Narset, Parter of Veils is still the best card draw engine that control has access to in the early-game. In conjunction with it, Drawn from Dreams provides land drops where our three-cost planeswalker can’t. This is the only weakness of Narset in control, since every other card is a noncreature option. A common occurrence on Turn 4 is a Drawn from Dreams for a Teferi, Hero of Dominaria and the fifth land. It isn’t exactly double Demonic Tutor, but it’s as close as it gets.

Hitting land drops has been another weakness of control in Standard with the shift away from actual card draw from cards like Chemister’s Insight. I was championing the removal of card draw like that since the release of Narset, but I knew the cost. Relying on two Search for Azcanta and the surveil from Thought Erasure is a dangerous game; however, Chemister’s Insight just doesn’t cut it in War of the Spark Standard. Drawn from Dreams has a key advantage over Chemister’s Insight and other card draw options in that family, making it viable.

Narset has prevented the control gang from using traditional card draw to stay ahead of opponents in the card advantage game. Not only does this three-mana planeswalker plague us in the control mirror, it also strikes us from nearly every midrange deck as well. Narset has condemned the use of card draw until now. Drawn from Dreams has the proper wording that allows us to always have outs. Since it instructs the caster to “put” two cards in hand instead of “draw” them, we can continue with business as usual.

When our opponent lands a Narset the turn before, that feeling of helplessness significantly lessens when you can pull two of your best weapons from the top seven cards. Both Narset and Teferi, Time Raveler must be dealt with regardless of what new card draw option presents itself, but things have become a little bit easier. Finding a one-of like The Elderspell will be a lot easier with Drawn from Dreams, and the typical silver bullets in a control sideboard also become enhanced.
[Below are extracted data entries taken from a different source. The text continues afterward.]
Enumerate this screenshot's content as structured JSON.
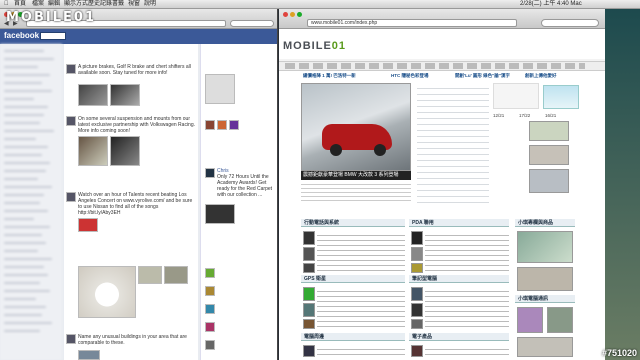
{
  "menubar": {
    "items": [
      "首頁",
      "檔案",
      "編輯",
      "顯示方式",
      "歷史記錄",
      "書籤",
      "視窗",
      "說明"
    ],
    "status": "2/28(二) 上午 4:40 Mac"
  },
  "overlay_logo": {
    "text": "MOBILE",
    "suffix": "01"
  },
  "watermark": "#751020",
  "left_window": {
    "facebook": {
      "logo": "facebook",
      "posts": [
        {
          "text": "A picture brakes, Golf R brake and chert shifters all available soon. Stay tuned for more info!"
        },
        {
          "text": "On some several suspension and mounts from our latest exclusive partnership with Volkswagen Racing. More info coming soon!"
        },
        {
          "text": "Watch over an hour of Talents recent beating Los Angeles Concert on www.vyrolive.com/ and be sure to use Nissan to find all of the songs http://bit.ly/Aby3EH"
        },
        {
          "text": "Name any unusual buildings in your area that are comparable to these."
        }
      ],
      "right": {
        "text1": "Chris",
        "text2": "Only 72 Hours Until the Academy Awards! Get ready for the Red Carpet with our collection ..."
      }
    }
  },
  "right_window": {
    "url": "www.mobile01.com/index.php",
    "site": {
      "logo_text": "MOBILE",
      "logo_suffix": "01",
      "headline_left": "總價格降 1 萬! 巴洛特一新",
      "headline_mid": "HTC 隱秘色彩登場",
      "headline_right": "開創'Lu' 圓形 綠色\"論\"漢字",
      "headline_far": "創新上傳他愛好",
      "feature_caption": "震撼鉅獻豪華登場 BMW 大改款 3 系列登場",
      "sections": [
        "行動電話與系統",
        "PDA 聯用",
        "電子產品",
        "GPS 衛星",
        "電腦周邊",
        "筆記型電腦"
      ],
      "side_title": "小琪電腦通訊",
      "side_title2": "小琪專欄與商品",
      "day_label": "週",
      "temps": [
        "12/21",
        "17/22",
        "16/21"
      ]
    }
  }
}
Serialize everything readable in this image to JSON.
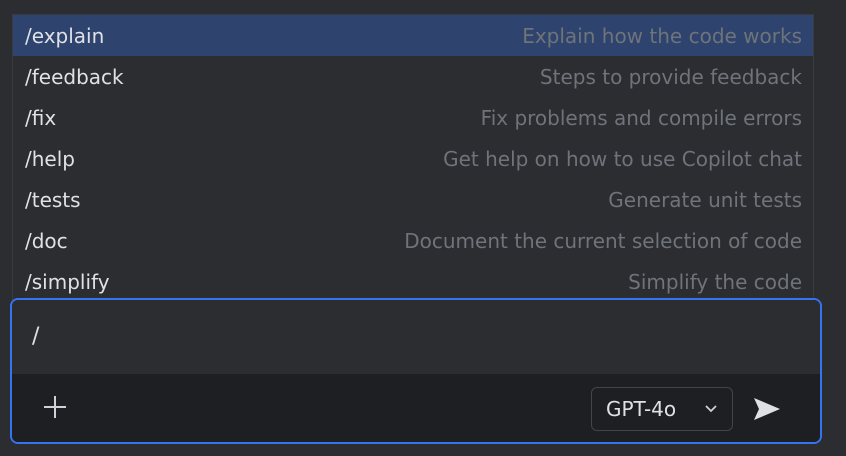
{
  "commands": [
    {
      "name": "/explain",
      "description": "Explain how the code works",
      "selected": true
    },
    {
      "name": "/feedback",
      "description": "Steps to provide feedback",
      "selected": false
    },
    {
      "name": "/fix",
      "description": "Fix problems and compile errors",
      "selected": false
    },
    {
      "name": "/help",
      "description": "Get help on how to use Copilot chat",
      "selected": false
    },
    {
      "name": "/tests",
      "description": "Generate unit tests",
      "selected": false
    },
    {
      "name": "/doc",
      "description": "Document the current selection of code",
      "selected": false
    },
    {
      "name": "/simplify",
      "description": "Simplify the code",
      "selected": false
    }
  ],
  "input": {
    "value": "/"
  },
  "toolbar": {
    "add_icon": "plus-icon",
    "model_label": "GPT-4o",
    "model_icon": "chevron-down-icon",
    "send_icon": "send-icon"
  },
  "colors": {
    "background": "#2b2d30",
    "selection": "#2e436e",
    "focus_border": "#3574f0",
    "text": "#dfe1e5",
    "muted_text": "#6f737a"
  }
}
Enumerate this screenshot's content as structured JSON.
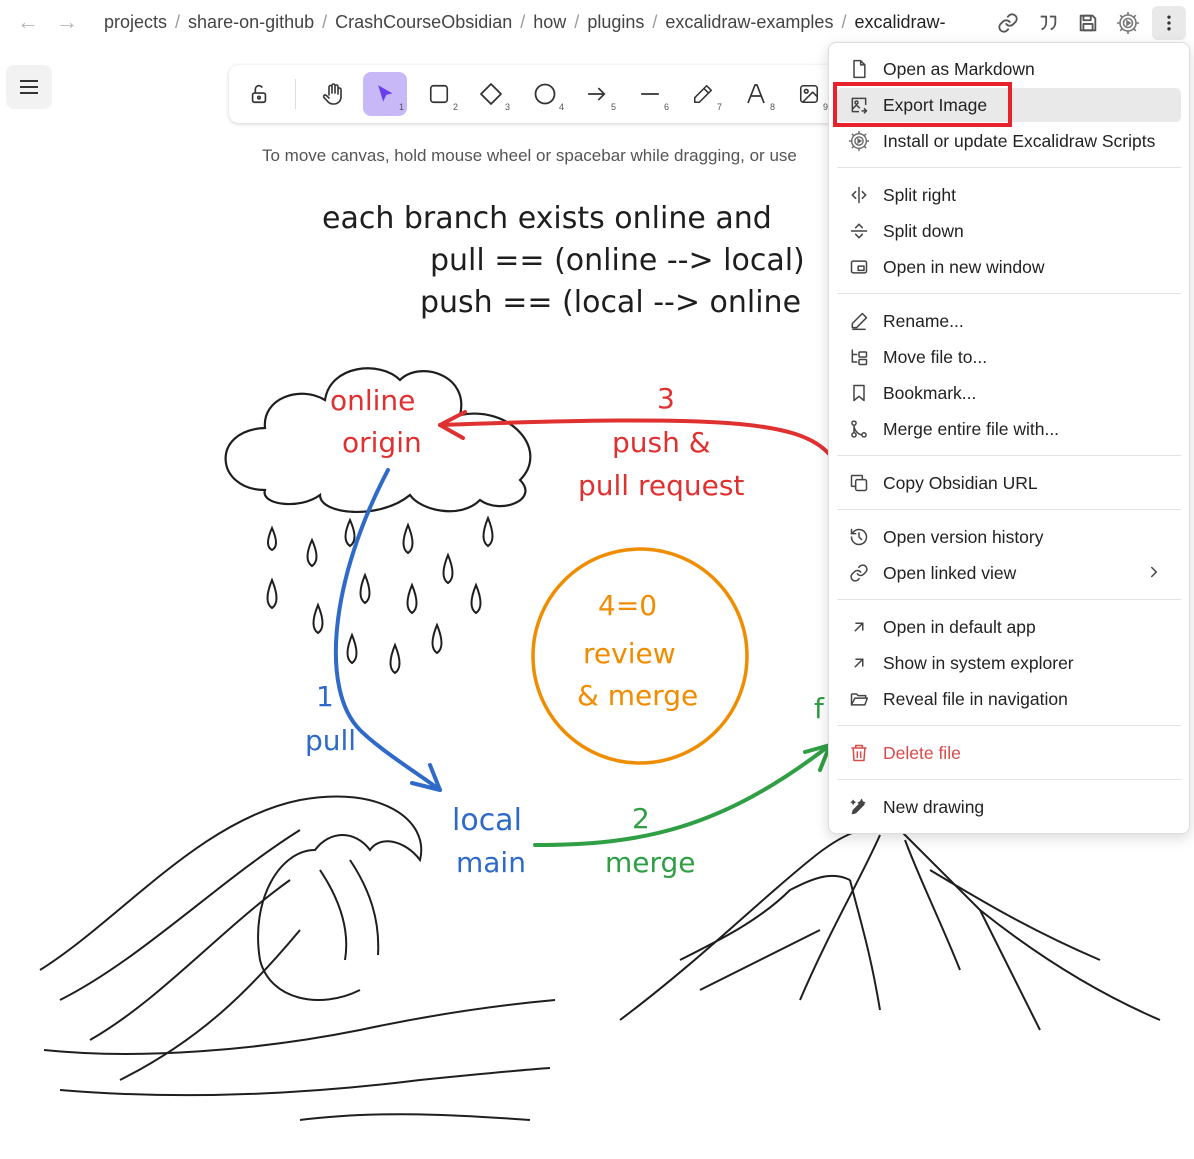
{
  "breadcrumb": {
    "items": [
      "projects",
      "share-on-github",
      "CrashCourseObsidian",
      "how",
      "plugins",
      "excalidraw-examples",
      "excalidraw-"
    ],
    "separator": "/"
  },
  "header_icons": [
    "link-icon",
    "quote-icon",
    "save-icon",
    "excalidraw-settings-icon",
    "more-options-icon"
  ],
  "toolbar": {
    "tools": [
      {
        "name": "lock",
        "key": ""
      },
      {
        "name": "hand",
        "key": ""
      },
      {
        "name": "selection",
        "key": "1"
      },
      {
        "name": "rectangle",
        "key": "2"
      },
      {
        "name": "diamond",
        "key": "3"
      },
      {
        "name": "ellipse",
        "key": "4"
      },
      {
        "name": "arrow",
        "key": "5"
      },
      {
        "name": "line",
        "key": "6"
      },
      {
        "name": "draw",
        "key": "7"
      },
      {
        "name": "text",
        "key": "8"
      },
      {
        "name": "image",
        "key": "9"
      }
    ]
  },
  "hint": "To move canvas, hold mouse wheel or spacebar while dragging, or use",
  "drawing": {
    "title_lines": [
      "each branch exists online and",
      "pull == (online --> local)",
      "push == (local --> online"
    ],
    "cloud_label": [
      "online",
      "origin"
    ],
    "arrow1": [
      "1",
      "pull"
    ],
    "arrow2": [
      "2",
      "merge"
    ],
    "arrow3": [
      "3",
      "push &",
      "pull request"
    ],
    "circle_label": [
      "4=0",
      "review",
      "& merge"
    ],
    "local_label": [
      "local",
      "main"
    ],
    "partial_label": "f",
    "colors": {
      "red": "#e03131",
      "blue": "#2f6ac9",
      "green": "#2f9e44",
      "orange": "#f08c00",
      "ink": "#1e1e1e"
    }
  },
  "menu": {
    "items": [
      {
        "label": "Open as Markdown",
        "icon": "file-icon"
      },
      {
        "label": "Export Image",
        "icon": "export-image-icon",
        "state": "hover"
      },
      {
        "label": "Install or update Excalidraw Scripts",
        "icon": "scripts-gear-icon"
      },
      {
        "label": "Split right",
        "icon": "split-right-icon"
      },
      {
        "label": "Split down",
        "icon": "split-down-icon"
      },
      {
        "label": "Open in new window",
        "icon": "new-window-icon"
      },
      {
        "label": "Rename...",
        "icon": "pencil-icon"
      },
      {
        "label": "Move file to...",
        "icon": "folder-tree-icon"
      },
      {
        "label": "Bookmark...",
        "icon": "bookmark-icon"
      },
      {
        "label": "Merge entire file with...",
        "icon": "git-merge-icon"
      },
      {
        "label": "Copy Obsidian URL",
        "icon": "copy-icon"
      },
      {
        "label": "Open version history",
        "icon": "history-icon"
      },
      {
        "label": "Open linked view",
        "icon": "link-icon"
      },
      {
        "label": "Open in default app",
        "icon": "arrow-up-right-icon"
      },
      {
        "label": "Show in system explorer",
        "icon": "arrow-up-right-icon"
      },
      {
        "label": "Reveal file in navigation",
        "icon": "folder-open-icon"
      },
      {
        "label": "Delete file",
        "icon": "trash-icon",
        "state": "danger"
      },
      {
        "label": "New drawing",
        "icon": "new-drawing-icon"
      }
    ]
  },
  "annotation_color": "#e8222b"
}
There’s one more major benefit attached to Drawn from Dreams and it stems from the power of the aforementioned Time Raveler. Since the printing of this busted planeswalker, I have sought borderline sorcery cards that would be fantastic when cast at instant speed. Outside of Thought Erasure and Kaya’s Wrath, no other card I found made the cut in the early development of Esper Control. Drawn from Dreams is easily the most powerful option after Thought Erasure, giving the user perfect information before deciding on which two cards to snag from the top. With a Teferi +1 ability, Drawn from Dreams will create that Dig Through Time nostalgia. Sorceries will always get the stink-eye from control users who refuse to tap their lands on their own turn, but this may change some minds.

With War of the Spark Standard becoming more tap-out by the day, this fits the mold for many blue-based control decks’ battle plans. I can’t see myself playing less than three Teferi, Time Raveler in any control deck that uses both colors, making this an automatic two-of to start out. The interaction between these two cards is absurd, creating a nightmare for a midrange or control opponent. There are many matchups in Standard that give you some time in the early-game to develop but punish you when their powerful threats are met with your exact answers. That time presented to us will help push Drawn from Dreams into a pivotal role for control decks.

The four-mana spot is always contentious, but the Standard metagame makes our choices easy. Against aggressive decks, a Kaya’s Wrath will be necessary, making Drawn from Dreams the final spell used after a series of stabilizing plays. When playing against decks with minimal threats, a Turn 4 Drawn from Dreams is just what the doctor ordered.

Having a disruption spell on Turn 2, a planeswalker on Turn 3, and a Drawn form Dreams to set the rest of the game up on Turn 4 is exactly where I want to be in Core Set 2020 Standard.